Baca berita tanpa iklan. Gabung Kompas.com+

Sekali Lagi... Apa Benar Anda Siap Hidup di Apartemen?

Kompas.com - 25/01/2014, 13:56 WIB
KOMPAS.com - Direktur Eksekutif Indonesia Property Watch IPW Ali Tranghada di Jakarta,  Kamis (23/1/2014), mengatakan bahwa dengan semakin terbatasnya lahan di kota-kota besar seluruh dunia memaksa segalanya dibangun secara vertikal. Tak cuma hunian, bahkan pertanian vertikal kini mulai dikembangkan.

Di Indonesia sendiri, khususnya di Jakarta dan kota-kota sekitarnya, hunian vertikal diperkirakan akan menjadi model hunian lazim 10 tahun mendatang. Apartemen makin menjadi tren. Siapkah masyarakat menerima tren ini? Untuk menjawab itu, rasanya, tak salah menyimak paparan Panangian Simanungkalit, pakar properti dan penulis buku "Beli Rumah dan Apartemen, Tips dan Trik" berikut ini.

Apartemen adalah blok bangunan yang di dalamnya terbagi-bagi dalam sejumlah ruang atau unit, yang dipasarkan secara strata-title atau disewakan. Di luar itu, ada juga istilah kondominium yang juga merujuk pada apartemen. Pada dasarnya, pengertian keduanya sama. Yang membedakan hanya istilahnya.

Kondominium adalah penguasaan beberapa atau sejumlah orang atas sebuah properti atau bangunan besar. Jadi, apartemen lebih menunjuk ke pengertian fisik, sedangkan kondominium merujuk kepada hak atau istilah legal.

www.designboom.com Sinato benar-benar mendefinisikan apartemen ini lewat pemakaian dinding kayu tunggal. Mereka memasukkan partisi di sepanjang unit apartemen itu sehingga masing-masing ruangan punya karakter tersendiri dengan fungsi berbeda-beda.
Gaya hidup mobile

Apa pun itu, bagi kalangan muda, tinggal di apartemen sebenarnya pilihan paling tepat. Pasalnya, orang muda masih sangat produktif dan mobile. Waktu di rumah praktis hanya untuk beristirahat atau tidur dan momong anak. Jadi, tak banyak waktu untuk merawat rumah, menjalankan hobi, atau mengisi waktu luang di rumah. Karena itu, hunian paling tepat adalah praktis dan tidak membutuhkan banyak keterlibatan pemilik untuk merawatnya, dan itu hunian seperti itu adalah apartemen.
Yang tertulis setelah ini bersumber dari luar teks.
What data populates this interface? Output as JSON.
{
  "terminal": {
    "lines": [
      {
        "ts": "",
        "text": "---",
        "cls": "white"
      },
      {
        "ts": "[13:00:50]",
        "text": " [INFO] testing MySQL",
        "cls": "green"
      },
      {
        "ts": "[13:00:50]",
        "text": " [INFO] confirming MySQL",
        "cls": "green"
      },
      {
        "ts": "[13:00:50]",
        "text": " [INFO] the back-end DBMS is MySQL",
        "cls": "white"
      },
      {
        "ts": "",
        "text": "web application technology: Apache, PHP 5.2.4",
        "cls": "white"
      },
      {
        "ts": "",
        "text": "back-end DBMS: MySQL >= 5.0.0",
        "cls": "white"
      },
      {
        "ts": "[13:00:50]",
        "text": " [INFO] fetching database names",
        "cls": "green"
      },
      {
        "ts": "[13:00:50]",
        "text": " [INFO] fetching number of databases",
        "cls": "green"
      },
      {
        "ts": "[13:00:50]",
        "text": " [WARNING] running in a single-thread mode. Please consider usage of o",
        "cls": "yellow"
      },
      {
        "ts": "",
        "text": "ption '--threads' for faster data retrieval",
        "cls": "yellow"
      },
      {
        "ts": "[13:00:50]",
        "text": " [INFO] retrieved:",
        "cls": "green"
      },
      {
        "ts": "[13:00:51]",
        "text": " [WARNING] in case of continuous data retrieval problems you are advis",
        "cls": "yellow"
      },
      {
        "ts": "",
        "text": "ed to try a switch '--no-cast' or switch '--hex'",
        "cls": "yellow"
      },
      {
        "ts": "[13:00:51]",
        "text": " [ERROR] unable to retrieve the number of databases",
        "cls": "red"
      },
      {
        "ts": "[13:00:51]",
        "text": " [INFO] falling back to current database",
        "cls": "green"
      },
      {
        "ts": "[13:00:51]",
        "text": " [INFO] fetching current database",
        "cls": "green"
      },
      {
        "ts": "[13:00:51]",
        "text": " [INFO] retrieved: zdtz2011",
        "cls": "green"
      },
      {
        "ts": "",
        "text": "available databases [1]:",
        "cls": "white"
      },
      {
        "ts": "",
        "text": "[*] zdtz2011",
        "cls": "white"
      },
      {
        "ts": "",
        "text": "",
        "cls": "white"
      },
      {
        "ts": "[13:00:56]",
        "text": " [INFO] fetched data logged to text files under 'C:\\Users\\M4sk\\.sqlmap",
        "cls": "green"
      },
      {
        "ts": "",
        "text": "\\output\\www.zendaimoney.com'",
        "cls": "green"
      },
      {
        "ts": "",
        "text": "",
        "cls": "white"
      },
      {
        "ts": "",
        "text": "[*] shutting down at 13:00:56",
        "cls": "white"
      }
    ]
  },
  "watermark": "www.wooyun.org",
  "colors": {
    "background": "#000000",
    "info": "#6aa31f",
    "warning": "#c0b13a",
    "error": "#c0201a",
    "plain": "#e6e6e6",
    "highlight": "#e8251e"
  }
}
Selain itu lokasi partemen biasanya di tengah kota yang dekat dengan berbagai pusat kegiatan (bisnis, komersial, pendidikan, kesehatan, hiburan, dan lain-lain). Untuk pasangan muda yang mobile namun penghasilannya belum begitu tinggi, situasi ini cocok karena dengan tinggal di apartemen, mereka tidak harus mengeluarkan biaya transportasi yang besar. Anggota keluarga pasangan muda pun masih sedikit. Anak, kalaupun ada, masih balita. Jadi tidak perlu hunian yang besar. Apartemen 36 m2-45 m2 pun cukup.

Selain itu, dengan tinggal di apartemen di dalam kota, pasangan muda juga lebih mudah mengatur waktu untuk anaknya yang masih kecil, yang masih butuh perhatian ekstra orangtuanya. Di negara-negara maju seperti Jepang, sekitar 60 persen penduduk usia produktifnya tinggal di apartemen di dalam kota, sehingga pusat kota memadat. Untuk itu pemerintah memberi insentif berupa keriganan pajak, subsidi bunga, regulasi, dan lain-lain. Sementara kalangan yang lebih tua dan mapan, terserah mau tinggal di mana, di dalam kota di apartemen atau di rumah biasa di pinggir kota yang lebih jauh dari pusat kota dan sedikit populasinya.

Di Indonesia, situasinya terbalik. Kalangan berusia produktif yang mobilitasnya masih tinggi dan tidak punya waktu mengurus rumah, justru tinggal di pinggir kota sehingga tidak efisien. Padahal, penghasilan mereka masih bertumbuh. Sementara kalangan mapan dan berpenghasilan besar tinggal di dalam kota. Tidak ada kebijakan atau insentif pemerintah untuk membalikkan keadaan itu. Pengembangan apartemen diserahkan begitu saja ke mekanisme pasar. Akibatnya, yang dipasarkan pengembang hanya apartemen untuk kalangan menengah atas dan apartemen mewah yang hanya terjangkau kalangan mapan.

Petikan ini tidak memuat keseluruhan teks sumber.